Over the past half-century, women have made tremendous inroads into the world of work, excelling in every field and earning opportunities our foremothers could only have dreamed of. Not only can a woman be dean of Princeton's Woodrow Wilson School of Public and International Affairs and director of policy planning at the State Department -- two positions Slaughter has held -- but that woman's bosses can be women, too -- in her case, Princeton President Shirley Tilghman and Secretary of State Hillary Clinton.

But while our career options have expanded dramatically, our family options can seem as constrained as ever. The Pill has been available in the U.S. for more than 50 years now, but despite the sexual revolution it brought about, expectations for women in the reproductive realm have changed little: We're still expected to have kids, or at the very least to want kids and feel inadequate if we don't have them.

How is it that one major aspect of our lives has become so much more free and open while another is still so narrow and stifled?

Slaughter's article is aimed in large part at twenty- and thirty-something women who are currently facing critical decisions about careers and families -- and if you're one such woman who has kids or knows she wants them, Slaughter's got some good advice.
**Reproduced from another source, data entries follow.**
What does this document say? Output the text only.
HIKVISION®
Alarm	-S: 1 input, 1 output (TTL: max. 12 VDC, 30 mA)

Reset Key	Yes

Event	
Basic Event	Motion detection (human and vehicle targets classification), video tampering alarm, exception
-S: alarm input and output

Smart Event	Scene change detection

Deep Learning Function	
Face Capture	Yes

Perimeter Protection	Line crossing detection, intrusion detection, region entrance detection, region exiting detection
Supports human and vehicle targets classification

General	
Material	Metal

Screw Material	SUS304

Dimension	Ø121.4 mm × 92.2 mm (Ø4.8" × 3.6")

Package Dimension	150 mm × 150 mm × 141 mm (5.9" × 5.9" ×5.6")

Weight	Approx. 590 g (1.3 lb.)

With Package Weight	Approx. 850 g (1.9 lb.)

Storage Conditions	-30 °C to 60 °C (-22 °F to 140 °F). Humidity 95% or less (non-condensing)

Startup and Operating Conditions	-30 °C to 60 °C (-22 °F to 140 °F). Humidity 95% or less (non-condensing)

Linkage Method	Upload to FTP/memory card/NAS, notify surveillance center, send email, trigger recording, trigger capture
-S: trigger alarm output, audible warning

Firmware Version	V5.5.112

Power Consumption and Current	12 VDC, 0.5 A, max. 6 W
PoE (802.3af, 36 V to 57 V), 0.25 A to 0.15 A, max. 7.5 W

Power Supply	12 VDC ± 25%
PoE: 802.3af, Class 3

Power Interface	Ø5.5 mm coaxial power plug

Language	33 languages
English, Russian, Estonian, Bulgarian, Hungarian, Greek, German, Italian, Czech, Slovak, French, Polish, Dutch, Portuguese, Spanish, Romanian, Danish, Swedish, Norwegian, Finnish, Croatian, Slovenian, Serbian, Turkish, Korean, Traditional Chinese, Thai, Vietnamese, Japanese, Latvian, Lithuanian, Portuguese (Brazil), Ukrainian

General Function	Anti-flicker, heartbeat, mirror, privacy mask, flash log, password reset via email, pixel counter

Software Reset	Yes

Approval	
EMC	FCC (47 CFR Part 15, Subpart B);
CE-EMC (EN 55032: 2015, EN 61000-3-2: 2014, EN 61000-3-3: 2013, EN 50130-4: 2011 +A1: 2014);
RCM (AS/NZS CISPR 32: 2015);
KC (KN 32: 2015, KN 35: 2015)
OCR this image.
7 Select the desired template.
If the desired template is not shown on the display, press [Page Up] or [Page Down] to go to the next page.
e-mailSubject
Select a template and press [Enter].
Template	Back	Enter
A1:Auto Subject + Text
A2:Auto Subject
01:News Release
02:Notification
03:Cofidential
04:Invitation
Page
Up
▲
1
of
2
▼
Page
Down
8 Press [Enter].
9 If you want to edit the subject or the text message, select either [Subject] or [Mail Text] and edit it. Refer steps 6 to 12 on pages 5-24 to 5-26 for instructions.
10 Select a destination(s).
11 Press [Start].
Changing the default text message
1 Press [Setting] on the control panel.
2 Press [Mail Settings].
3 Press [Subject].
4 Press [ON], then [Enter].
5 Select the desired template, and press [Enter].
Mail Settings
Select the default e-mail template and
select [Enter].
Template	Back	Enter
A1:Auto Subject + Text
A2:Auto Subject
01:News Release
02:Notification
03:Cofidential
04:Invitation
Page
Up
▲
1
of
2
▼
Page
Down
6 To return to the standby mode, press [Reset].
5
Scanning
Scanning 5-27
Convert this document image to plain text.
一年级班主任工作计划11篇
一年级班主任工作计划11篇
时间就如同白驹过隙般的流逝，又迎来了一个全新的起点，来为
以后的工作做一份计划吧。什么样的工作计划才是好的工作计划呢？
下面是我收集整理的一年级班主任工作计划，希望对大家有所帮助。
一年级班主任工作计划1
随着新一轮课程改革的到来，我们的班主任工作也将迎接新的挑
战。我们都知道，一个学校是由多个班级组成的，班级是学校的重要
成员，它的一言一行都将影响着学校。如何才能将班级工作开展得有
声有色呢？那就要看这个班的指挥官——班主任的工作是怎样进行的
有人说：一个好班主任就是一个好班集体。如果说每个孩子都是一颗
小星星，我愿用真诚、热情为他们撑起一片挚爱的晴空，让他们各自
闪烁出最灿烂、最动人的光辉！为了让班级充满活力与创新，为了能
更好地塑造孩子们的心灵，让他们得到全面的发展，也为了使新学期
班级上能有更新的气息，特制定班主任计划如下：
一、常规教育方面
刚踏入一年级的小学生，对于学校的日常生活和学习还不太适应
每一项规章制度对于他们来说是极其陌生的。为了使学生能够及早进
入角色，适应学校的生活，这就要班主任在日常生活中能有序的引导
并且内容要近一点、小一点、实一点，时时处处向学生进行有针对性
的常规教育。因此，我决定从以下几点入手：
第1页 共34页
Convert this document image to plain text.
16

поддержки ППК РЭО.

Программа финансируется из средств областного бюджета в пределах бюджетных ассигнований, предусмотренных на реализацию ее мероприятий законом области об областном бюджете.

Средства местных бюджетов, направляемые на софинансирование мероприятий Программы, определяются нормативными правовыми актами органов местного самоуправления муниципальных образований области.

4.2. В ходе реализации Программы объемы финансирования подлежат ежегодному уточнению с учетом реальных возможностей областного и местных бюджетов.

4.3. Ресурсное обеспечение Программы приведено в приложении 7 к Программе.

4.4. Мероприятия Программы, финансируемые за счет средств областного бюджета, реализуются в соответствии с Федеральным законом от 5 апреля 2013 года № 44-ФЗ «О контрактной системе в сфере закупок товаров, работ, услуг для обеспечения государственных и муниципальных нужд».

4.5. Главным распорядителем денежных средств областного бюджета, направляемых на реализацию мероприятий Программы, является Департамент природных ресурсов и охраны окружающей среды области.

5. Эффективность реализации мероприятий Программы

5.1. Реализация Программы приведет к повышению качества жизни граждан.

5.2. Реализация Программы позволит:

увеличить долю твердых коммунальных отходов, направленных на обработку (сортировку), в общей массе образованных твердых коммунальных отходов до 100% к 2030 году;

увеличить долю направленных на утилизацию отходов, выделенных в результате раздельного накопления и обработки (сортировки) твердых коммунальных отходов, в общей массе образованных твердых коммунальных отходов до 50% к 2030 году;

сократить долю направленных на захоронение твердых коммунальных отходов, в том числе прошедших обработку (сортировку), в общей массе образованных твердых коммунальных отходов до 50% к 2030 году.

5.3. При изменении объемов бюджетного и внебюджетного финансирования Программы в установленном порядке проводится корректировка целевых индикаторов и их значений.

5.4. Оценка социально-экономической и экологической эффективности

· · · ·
But for women who aren't convinced that motherhood must be a part of their future, I have some different advice: Instead of just asking, "Can I have it all?," start by asking, "Do I actually even want it all?" And step it back even further: "What does 'it all' mean for me?"

In my own case, having what I most want in life means, among other things, having a satisfying career and not having kids.

I'm certainly not alone: There's a small but burgeoning childfree contingent. And if we as a society talked openly about childfree life as a potential positive choice, our ranks might swell dramatically. But too many people still don't even consider it as a serious option. Isn't it time for women to feel free to choose any reproductive path, just as we're free to pursue any career path?

Before consigning yourself to a series of tough choices about how to balance career goals and child-rearing (not to mention a romantic partnership, finances, elder-care responsibilities, friendships, health, exercise, sleep...), think hard about whether you really want kids. You might find that the answer is no, and that will make your life a whole lot easier.